Avec un chapitre agriculture de huit pages, les écologistes sont ceux qui accordent le plus de place à la thématique dans leur programme, parmi les partis principaux en lice aux législatives. Ils capitalisent sur les expériences réalisées au fil de la dernière décennie à la tête de ministères régionaux chargés des questions agricoles.

Leur orientation pour une agriculture plus respectueuse de l’environnement et des ressources donne le ton au sein de la classe politique. Toutes les formations s’inscrivent dans la réorientation de la Pac et son abandon progressif des aides directes vers une rémunération du service écologique.

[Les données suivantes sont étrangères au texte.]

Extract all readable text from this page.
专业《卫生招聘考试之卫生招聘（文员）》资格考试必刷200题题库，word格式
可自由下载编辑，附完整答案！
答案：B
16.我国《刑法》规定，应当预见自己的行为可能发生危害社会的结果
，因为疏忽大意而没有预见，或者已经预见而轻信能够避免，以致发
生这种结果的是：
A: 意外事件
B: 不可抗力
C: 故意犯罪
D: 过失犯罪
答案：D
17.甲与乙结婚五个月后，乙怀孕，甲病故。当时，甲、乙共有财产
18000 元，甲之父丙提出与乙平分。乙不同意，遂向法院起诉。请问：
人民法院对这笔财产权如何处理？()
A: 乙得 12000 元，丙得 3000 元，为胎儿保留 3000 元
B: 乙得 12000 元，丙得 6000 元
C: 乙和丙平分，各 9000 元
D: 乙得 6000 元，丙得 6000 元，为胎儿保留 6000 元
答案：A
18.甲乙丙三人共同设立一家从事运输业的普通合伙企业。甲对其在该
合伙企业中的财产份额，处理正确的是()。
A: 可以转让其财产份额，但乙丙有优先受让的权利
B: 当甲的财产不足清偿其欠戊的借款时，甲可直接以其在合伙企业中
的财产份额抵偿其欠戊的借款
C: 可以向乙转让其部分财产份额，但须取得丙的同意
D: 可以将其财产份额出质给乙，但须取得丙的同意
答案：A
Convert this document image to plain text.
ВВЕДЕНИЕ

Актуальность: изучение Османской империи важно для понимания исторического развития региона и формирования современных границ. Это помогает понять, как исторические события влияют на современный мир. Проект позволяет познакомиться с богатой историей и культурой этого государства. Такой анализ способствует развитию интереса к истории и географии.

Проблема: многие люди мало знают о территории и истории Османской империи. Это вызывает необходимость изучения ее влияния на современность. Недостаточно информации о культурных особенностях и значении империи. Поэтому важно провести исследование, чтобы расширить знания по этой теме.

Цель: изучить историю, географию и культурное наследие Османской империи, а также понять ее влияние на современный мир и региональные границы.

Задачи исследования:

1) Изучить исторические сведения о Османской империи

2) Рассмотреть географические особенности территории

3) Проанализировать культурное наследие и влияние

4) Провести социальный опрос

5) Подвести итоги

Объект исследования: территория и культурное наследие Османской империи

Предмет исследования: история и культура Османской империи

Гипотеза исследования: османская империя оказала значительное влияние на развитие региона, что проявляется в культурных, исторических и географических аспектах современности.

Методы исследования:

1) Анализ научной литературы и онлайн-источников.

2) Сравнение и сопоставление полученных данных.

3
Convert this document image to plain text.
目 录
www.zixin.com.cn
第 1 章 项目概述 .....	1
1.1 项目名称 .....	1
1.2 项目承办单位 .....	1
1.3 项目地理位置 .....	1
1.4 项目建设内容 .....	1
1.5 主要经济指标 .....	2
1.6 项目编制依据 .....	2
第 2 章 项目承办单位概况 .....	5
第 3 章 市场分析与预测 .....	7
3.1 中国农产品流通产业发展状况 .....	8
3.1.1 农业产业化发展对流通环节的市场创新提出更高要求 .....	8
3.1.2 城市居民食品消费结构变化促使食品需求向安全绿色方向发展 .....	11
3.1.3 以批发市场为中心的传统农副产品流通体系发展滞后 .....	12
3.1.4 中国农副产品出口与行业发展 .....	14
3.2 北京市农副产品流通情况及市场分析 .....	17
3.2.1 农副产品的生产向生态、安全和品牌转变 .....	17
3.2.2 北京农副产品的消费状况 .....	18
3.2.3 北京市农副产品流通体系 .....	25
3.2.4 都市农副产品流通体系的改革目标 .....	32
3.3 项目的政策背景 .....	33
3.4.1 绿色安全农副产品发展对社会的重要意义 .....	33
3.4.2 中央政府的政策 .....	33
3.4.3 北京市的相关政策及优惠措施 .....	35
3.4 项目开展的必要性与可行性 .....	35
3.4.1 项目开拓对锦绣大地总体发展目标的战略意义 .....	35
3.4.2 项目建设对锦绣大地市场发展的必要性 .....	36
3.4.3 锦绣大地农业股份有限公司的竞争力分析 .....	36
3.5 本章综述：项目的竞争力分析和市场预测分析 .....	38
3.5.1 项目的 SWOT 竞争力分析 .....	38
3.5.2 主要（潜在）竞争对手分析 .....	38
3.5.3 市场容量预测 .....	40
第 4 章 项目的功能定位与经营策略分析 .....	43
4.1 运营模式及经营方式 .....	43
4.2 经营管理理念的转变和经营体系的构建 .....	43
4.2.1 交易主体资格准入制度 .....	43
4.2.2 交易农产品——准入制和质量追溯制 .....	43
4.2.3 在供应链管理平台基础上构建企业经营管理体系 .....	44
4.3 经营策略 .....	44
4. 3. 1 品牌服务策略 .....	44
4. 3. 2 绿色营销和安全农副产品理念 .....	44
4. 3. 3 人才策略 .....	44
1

Bien-être animal, un enjeu majeur

Sans aller, comme les Verts, jusqu’à viser 30 % de surfaces bio en 2030 ou une baisse de la TVA sur les produits alternatifs à la viande ou au lait, le camp conservateur (CDU/CSU) d’Angela Merkel, tenant traditionnel d’une agriculture « productiviste », a effectué partiellement sa mue.

Ses cinq pages de propositions sont dans la lignée de la « stratégie terres arables 2035 », publiée fin août par la ministre chrétienne-démocrate, Julia Klöckner. Si le propos est assez vague, l’accent est mis sur l’accompagnement de la transition vers une agriculture plus verte.

Le bien-être animal fait l’objet de multiples propositions. Il y a consensus sur l’introduction d’un label européen dédié sur les emballages, pour orienter les consommateurs. L’unanimité entre les quatre partis potentiellement appelés à gouverner, avec le jeu des différentes coalitions possibles, rend probable le soutien de Berlin à toute initiative européenne sur le sujet. Le focus commun n’empêche pas de retrouver des approches propres à chaque famille politique.

Régulation du foncier

Concernant les conditions d’élevage, la CDU/CSU veut adopter des mesures d’incitation pour la construction de bâtiments plus modernes, assorties d’une garantie d’utilisation de quinze ans, indépendamment de l’évolution des normes.

Les sociaux-démocrates (SPD) et les Verts prônent, eux, une limitation du nombre de bêtes selon la surface. Pareil sur la limitation des transports d’animaux (8 h pour le SPD, 4 h pour les Verts, critères plus vagues chez la CDU/CSU).

Pour les conservateurs, le prolongement de cette approche passe par une protection des standards européens dans les accords commerciaux signés par Bruxelles.

La gauche met aussi l’accent sur le prix du foncier. Il est question de réguler les transactions pour écarter les investisseurs étrangers au secteur, coresponsables d’une folle croissance des prix. Les écologistes veulent obliger l’État fédéral à ne plus vendre ses terrains au plus offrant, mais à des acteurs agricoles­ locaux.

De son côté, la droite préconise une hausse des aides aux jeunes agriculteurs et un réexamen du statut protecteur du loup, en raison de la recrudescence d’attaques de troupeaux.